Keine halben Sachen!

Nordrhein-Westfalen braucht Abos: Immer noch und immer wieder. Die Geschichte einer andauernden Rettung. Oder warum die taz nrw heute auf Fotos verzichten musste

Drehen wir einmal die Uhr zurück: 8. Dezember 2003. An diesem Tag startet die tageszeitung in Nordrhein-Westfalen eines ihrer ehrgeizigsten Projekte. Der bis dahin wöchentliche Regionalteil für das größte Bundesland kommt täglich. Die taz ist damit die einzige überregionale Tageszeitung, Deutschlands, die in Nordrhein-Westfalen jeden Tag vier Seiten drauf legt – finanziert aus den Mitteln der neu gegründeten taz Entwicklungs KG.

Hiobsbotschaft

Die Stimmung ist gut: Endlich täglich! Jahrelang wurde darauf hin gearbeitet. Doch nach einem Jahr kommt die erste Hiobsbotschaft: Der Wirtschaftsplan hatte eine Auflagensteigerung vorgesehen und vor allem neues Kapital in der Entwicklungs KG für Nordrhein-Westfalen. So weit der Wirtschaftsplan – aber was sind schon Pläne? Im Winter 2004 wird klar, dass die Abo-Entwicklung hinter den Erwartungen zurückbleibt. Genauso die Einzahlungen in die taz-Entwicklungsgesellschaft. Wenig später wird diese Kapitalakquise durch eine drohende Gesetzesänderung der damaligen Bundesregierung sogar vorübergehend gestoppt. Was also tun? Den Verlag um Geld bitten?
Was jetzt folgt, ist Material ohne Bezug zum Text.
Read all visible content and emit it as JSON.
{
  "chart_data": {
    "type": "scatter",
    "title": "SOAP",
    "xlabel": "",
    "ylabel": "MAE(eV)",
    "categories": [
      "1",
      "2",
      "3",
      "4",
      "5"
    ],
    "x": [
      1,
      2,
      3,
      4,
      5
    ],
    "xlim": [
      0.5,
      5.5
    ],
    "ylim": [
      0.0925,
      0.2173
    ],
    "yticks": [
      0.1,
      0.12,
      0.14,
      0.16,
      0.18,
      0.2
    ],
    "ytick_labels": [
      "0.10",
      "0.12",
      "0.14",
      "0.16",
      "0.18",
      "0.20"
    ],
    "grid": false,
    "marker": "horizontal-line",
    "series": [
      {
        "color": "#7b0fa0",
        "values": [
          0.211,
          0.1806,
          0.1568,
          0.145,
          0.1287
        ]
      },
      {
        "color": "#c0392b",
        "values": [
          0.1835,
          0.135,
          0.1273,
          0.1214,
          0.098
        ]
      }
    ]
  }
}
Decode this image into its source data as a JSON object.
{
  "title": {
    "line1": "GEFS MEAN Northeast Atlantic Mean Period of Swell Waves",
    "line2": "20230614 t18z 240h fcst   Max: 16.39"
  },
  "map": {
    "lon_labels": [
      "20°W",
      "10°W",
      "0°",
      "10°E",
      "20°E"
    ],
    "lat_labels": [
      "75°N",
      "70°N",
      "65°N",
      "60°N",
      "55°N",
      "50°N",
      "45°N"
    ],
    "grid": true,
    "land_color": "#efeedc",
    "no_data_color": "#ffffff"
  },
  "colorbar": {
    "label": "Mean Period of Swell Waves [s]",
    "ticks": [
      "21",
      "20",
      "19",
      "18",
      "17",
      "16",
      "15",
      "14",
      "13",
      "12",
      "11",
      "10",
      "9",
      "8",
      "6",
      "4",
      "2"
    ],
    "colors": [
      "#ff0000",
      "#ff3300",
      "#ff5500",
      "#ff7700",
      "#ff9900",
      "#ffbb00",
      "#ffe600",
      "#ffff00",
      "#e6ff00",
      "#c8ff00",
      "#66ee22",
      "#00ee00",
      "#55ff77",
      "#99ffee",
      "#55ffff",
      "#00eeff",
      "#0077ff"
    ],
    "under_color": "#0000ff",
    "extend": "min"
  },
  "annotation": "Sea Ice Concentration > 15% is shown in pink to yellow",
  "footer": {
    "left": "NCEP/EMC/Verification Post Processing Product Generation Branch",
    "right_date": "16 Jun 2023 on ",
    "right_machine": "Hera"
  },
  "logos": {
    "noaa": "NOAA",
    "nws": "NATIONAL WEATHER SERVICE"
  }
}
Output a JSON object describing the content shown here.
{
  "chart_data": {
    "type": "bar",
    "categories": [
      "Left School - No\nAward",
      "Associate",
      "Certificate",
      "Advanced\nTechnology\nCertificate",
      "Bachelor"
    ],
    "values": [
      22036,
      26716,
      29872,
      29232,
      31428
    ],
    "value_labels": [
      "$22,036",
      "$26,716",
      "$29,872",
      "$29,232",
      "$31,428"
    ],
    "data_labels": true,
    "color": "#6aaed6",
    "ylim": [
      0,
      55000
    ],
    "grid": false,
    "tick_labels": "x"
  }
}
Geht nicht. Die taz wird von ihren LeserInnen finanziert und bindet sich nicht an irgendeinen Konzern, der die Richtung vorgibt. Also bleibt im Frühjahr 2005 nur eine Möglichkeit: Die LeserInnen bitten, Abonnements zu schalten, damit die taz nrw wieder ein wirtschaftlich tragfähiges Fundament erhält.

Bis zum 30. Juni 2005 sollten so 1.000 neue Abos zusammen kommen. Das war unser Ziel. Doch es wurde nur halb erreicht.

Zwar konnten wir 635 zusätzliche AbonnentInnen gewinnen – dafür noch mal vielen Dank an alle Neu-AbonnentInnen! Um die Wirtschaftlichkeit der taz nrw auf Dauer zu stabilisieren und weiter erscheinen zu können, wurden im nächsten Schritt die Fenster für Köln und das Ruhrgebiet geschlossen. Stattdessen bringen wir seitdem vier durchgehende Seiten für NRW, was wir auch sinnvoller finden. Nun erscheint eine Regionalausgabe aus einem Guss, überall im Land. Und wir können unsere Kapazitäten in Redaktion und Verlag voll und ganz auf eine gemeinsame Ausgabe konzentrieren. Auch deshalb, weil wir den vorgesehenen Abbau von fünf Redaktionsstellen ohne Kündigungen hinbekommen haben durch Fluktuation, Stellenreduzierungen und Erziehungsurlaub. Also alles in Butter?

Im Rettungsboot

Minichten. Zwar ist die Grundlage durch die Erfolge der Kampagne in der ersten Jahreshälfte und durch die Umstrukturierungen gelegt. Aber das ist nur die halbe Miete. Anders gesagt: Die taz nrw ist nur halb gerettet, wir rudern in einem lecken Rettungsboot Richtung Ufer – allerdings nur mit einem Paddel. Denn: Seit 1. Juli diesen Jahres stagniert die Aboauflage in NRW wieder. Mal kommt hier ein Abo dazu, mal fallen da ein paar weg. Doch alles in allem herrscht eine Flaute. Und was das bedeutet, wenn es so weiter geht? Die taz nrw kommt abermals in die finanzielle Bredouille. Denn ausschließlich Geld aus der Entwicklungs KG nutzt wenig, schon dehalb, weil davon auch andere Unternehmungen der taz finanziert werden.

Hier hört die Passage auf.